Après la baisse sensible enregistrée dimanche, l’euro affiche une légère reprise face au dinar algérien sur le marché noir des devises ce lundi 22 juin 2026. Cette remontée modérée intervient dans un contexte marqué par un regain d’optimisme sur les marchés internationaux à la faveur de développements diplomatiques au Moyen-Orient.
Selon les cotations relevées auprès des cambistes, le billet de 100 euros s’échange à la vente contre 27 800 dinars algériens, soit une hausse de 50 dinars par rapport à la journée de dimanche. À l’achat, le même montant est proposé à 27 600 dinars.
Une légère remontée après la chute de dimanche
Cette évolution marque un retournement de tendance après la baisse observée la veille sur le marché noir des devises.

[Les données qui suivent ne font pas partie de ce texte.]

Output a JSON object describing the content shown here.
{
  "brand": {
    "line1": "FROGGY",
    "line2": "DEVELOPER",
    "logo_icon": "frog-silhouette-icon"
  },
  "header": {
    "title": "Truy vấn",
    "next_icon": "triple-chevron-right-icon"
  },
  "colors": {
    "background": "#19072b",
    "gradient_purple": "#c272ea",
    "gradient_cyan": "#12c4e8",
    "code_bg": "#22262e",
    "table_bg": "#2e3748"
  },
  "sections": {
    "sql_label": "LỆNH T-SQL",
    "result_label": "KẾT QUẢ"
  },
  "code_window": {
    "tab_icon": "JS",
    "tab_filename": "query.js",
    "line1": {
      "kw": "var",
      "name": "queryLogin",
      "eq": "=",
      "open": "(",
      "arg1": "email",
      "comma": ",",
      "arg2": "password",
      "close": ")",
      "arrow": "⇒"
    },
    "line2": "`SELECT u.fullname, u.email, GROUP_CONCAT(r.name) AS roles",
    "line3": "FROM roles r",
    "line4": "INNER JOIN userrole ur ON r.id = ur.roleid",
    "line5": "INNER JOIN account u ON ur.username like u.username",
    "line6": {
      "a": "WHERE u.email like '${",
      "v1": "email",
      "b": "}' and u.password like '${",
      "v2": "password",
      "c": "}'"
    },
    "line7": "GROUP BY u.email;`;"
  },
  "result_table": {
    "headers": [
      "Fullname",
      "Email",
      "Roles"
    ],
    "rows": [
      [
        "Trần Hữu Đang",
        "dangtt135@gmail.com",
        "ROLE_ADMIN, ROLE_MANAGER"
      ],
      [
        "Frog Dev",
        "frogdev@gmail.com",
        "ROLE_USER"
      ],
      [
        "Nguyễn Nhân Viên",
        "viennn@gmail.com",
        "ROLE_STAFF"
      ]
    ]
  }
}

Dimanche 21 juin, le billet de 100 euros s’échangeait à 27 750 dinars à la vente et à 27 550 dinars à l’achat. Les cours avaient alors perdu 150 dinars par rapport aux niveaux enregistrés samedi, reflétant les inquiétudes des opérateurs face à l’escalade des tensions géopolitiques au Moyen-Orient.
La légère reprise constatée ce lundi ne permet pas encore à la monnaie européenne de retrouver les niveaux du week-end dernier, mais elle témoigne d’un changement de perception des intervenants du marché.
Les négociations entre Washington et Téhéran rassurent les marchés
Selon plusieurs observateurs, ce regain de l’euro sur le marché noir est principalement lié à la reprise des discussions entre les États-Unis et l’Iran.
Les informations faisant état d’un retour des négociations diplomatiques ont ravivé les espoirs d’un apaisement de la crise régionale qui pèse depuis plusieurs semaines sur les marchés financiers internationaux.
À cela s’ajoute la réouverture du détroit d’Ormuz, axe stratégique par lequel transite une part importante du commerce mondial et des exportations énergétiques du Golfe.
Ces deux développements ont contribué à rassurer les investisseurs et les acteurs économiques sur les perspectives du commerce international. Les marchés commencent ainsi à anticiper un retour progressif à la normale des échanges commerciaux et du transport maritime dans la région.
Pourquoi le marché noir algérien réagit-il à ces événements ?
En Algérie, les fluctuations du marché noir des devises restent fortement influencées par les perspectives du commerce extérieur.
Une part importante des importations réalisées hors des circuits bancaires traditionnels dépend en effet des devises achetées sur le marché parallèle. C’est notamment le cas des véhicules importés par des particuliers ainsi que de nombreux produits introduits dans le cadre du commerce dit du « cabas ».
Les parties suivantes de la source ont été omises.